NEW YORK -- Even as it's just hitting U.S. theaters, Bong Joon Ho's "Parasite" is already a major award-winner and a box-office smash.

"Parasite" will open in theaters Friday having already amassed $70.9 million in Bong's native South Korea, where the film notched one of the country's best opening weekends ever.

In May, "Parasite" won the Palme d'Or at the Cannes Film Festival, a first for a Korean film. Jury president Alejandro Iñárritu said it was a unanimous decision.

At a time of endless divineness, everyone can seemingly agree: "Parasite" is great.

"When I wake up and see the Palme d'Or trophy, it's very curious and strange," the 49-year-old director said in an interview by phone from Seoul.

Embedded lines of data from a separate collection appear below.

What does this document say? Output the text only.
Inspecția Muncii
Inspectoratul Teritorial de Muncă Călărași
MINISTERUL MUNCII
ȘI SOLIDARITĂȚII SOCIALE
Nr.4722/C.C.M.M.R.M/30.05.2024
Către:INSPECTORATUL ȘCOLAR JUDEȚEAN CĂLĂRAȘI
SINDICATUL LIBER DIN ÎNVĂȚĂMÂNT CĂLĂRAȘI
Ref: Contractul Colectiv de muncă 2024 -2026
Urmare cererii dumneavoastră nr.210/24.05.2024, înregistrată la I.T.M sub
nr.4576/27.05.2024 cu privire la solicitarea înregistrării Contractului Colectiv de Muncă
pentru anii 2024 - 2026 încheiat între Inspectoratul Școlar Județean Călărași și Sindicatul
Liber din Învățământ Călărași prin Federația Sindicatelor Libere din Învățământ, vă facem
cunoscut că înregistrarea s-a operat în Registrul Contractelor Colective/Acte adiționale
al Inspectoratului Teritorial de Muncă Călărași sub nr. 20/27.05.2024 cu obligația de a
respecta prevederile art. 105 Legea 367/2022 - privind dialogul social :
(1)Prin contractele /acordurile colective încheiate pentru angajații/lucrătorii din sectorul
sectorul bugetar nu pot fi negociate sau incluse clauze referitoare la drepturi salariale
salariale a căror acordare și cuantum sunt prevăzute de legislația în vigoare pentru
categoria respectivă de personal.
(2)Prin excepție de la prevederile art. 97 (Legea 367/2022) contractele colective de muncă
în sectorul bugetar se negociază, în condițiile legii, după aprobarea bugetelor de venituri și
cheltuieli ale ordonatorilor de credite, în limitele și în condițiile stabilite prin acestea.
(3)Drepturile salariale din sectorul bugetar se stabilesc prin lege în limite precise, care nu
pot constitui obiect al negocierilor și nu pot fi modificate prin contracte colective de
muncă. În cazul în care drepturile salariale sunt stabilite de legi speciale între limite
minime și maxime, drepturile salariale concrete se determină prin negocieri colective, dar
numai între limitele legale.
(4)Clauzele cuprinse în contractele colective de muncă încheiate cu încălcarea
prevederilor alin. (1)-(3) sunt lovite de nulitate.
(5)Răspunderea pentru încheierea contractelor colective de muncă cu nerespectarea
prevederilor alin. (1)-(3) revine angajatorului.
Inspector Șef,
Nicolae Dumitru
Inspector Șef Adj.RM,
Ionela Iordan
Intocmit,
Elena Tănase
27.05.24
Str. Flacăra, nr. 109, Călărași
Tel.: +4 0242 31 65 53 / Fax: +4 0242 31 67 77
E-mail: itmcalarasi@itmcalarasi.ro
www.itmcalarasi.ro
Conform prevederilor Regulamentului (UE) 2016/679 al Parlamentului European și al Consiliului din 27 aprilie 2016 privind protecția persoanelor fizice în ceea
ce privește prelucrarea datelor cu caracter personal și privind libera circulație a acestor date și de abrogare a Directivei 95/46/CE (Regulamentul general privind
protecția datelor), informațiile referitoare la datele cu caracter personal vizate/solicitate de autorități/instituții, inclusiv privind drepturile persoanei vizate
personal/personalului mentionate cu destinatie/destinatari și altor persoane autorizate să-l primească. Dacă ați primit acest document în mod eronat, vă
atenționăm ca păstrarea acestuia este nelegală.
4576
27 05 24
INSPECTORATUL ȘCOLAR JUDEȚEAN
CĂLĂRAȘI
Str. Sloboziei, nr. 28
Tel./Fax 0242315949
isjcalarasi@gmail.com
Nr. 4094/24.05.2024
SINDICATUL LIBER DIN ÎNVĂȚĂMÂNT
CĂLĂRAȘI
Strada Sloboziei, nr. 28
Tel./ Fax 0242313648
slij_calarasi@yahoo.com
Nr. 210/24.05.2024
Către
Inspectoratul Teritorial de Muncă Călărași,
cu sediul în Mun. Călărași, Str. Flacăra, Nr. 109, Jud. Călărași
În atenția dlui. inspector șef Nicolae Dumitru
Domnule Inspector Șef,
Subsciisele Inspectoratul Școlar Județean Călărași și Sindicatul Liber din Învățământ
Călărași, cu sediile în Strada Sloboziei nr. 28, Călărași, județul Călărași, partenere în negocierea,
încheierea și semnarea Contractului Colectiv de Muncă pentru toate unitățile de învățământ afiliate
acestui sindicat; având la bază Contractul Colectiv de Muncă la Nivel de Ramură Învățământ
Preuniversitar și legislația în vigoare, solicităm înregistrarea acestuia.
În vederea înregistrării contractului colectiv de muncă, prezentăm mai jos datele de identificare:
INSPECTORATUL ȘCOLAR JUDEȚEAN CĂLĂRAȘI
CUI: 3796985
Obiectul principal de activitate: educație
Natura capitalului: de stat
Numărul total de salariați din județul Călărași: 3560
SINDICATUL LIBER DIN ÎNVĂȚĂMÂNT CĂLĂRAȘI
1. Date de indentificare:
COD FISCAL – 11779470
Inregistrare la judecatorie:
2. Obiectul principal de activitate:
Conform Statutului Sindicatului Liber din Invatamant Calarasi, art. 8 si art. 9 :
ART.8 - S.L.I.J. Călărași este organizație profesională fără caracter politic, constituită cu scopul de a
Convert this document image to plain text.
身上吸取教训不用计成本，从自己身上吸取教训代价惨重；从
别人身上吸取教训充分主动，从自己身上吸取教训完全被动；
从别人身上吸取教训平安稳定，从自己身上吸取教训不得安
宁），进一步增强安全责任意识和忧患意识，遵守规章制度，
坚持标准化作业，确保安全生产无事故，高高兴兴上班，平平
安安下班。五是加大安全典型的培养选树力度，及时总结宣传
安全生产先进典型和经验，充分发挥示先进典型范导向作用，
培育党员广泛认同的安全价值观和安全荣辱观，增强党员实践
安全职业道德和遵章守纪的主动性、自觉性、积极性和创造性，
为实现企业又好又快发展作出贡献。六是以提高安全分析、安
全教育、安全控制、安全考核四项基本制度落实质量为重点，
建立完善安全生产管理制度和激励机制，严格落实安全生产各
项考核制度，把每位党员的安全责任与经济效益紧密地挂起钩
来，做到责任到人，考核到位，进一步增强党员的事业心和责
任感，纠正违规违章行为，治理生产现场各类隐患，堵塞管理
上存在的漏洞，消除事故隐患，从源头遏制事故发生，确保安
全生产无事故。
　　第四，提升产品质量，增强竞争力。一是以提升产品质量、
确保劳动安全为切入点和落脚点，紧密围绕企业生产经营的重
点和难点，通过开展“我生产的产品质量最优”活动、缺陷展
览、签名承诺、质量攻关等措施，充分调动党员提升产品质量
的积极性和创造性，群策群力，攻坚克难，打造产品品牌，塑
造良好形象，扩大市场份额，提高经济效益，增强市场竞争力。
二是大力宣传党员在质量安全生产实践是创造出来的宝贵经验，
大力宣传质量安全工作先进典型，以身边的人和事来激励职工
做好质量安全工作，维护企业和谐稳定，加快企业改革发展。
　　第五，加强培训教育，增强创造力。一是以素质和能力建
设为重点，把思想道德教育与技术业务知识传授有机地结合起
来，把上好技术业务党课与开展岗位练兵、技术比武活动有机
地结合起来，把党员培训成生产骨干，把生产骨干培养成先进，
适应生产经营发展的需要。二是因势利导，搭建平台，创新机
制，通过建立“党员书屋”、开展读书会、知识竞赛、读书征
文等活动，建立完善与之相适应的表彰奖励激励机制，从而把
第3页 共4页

But for most, there was nothing odd about Bong's win. "Parasite," a class satire about two families -- one of poor hustlers living in a subterranean dwelling subsisting on their wits and stolen Wi-Fi, the other wealthy and residing in a stylish modern mansion -- has been roundly hailed as a masterwork and a culmination of Bong's already illustrious career as a filmmaker of mischievous genre subversions, stylistic daring and warm-hearted sincerity.

Those qualities may sound almost contradictory but that's exactly the kind of head-spinning amalgamation you get in a Bong Joon Ho movie.

They -- and in particular "Parasite" -- balance humor and horror, satire and sincerity with a magical ease. You never see anything coming. You might even giggle at his cunning. You'll laugh as he devours you.

"I try to be a like a parasite. I try to burrow and dig into the audience's minds," Bong says. "I love the feeling of infiltrating into the audience without them knowing. Instead of showing-off that I'm breaking the rules of genre, I want to creep into them quietly without making any blood so that they don't realize that I'm inside them."

That mastery of audiences, combined with a childlike sense of wonder and an ecstatic imagination (Bong's previous film, "Okja," featured glorious "super pigs") has made Bong one of the few filmmakers who live up to the label of "Spielbergian." His ardent supporters include Tilda Swinton, Jake Gyllenhaal and Quentin Tarantino, who attended the Cannes premiere of "Parasite."

His devoted fans have adopted the proud moniker of the "Bong Hive."

And for the Bong Hive, times are good. "Parasite" is poised to be that rare thing: a foreign language movie capable of drawing big crowds in theaters and contending at the Academy Awards.

South Korea has already made it its foreign language film submission, and the film is predicted to be in the mix in categories including best picture and best director.

"We have huge ambitions for the film," says Tom Quinn, founder and chief executive of Neon, which is distributing "Parasite" in the U.S. "We think it's a multiple-category contender in this year's Oscars race."

Such a release might give Bong the kind of moment with American moviegoers that he hasn't exactly been missing, but has thus far often been marred by distraction.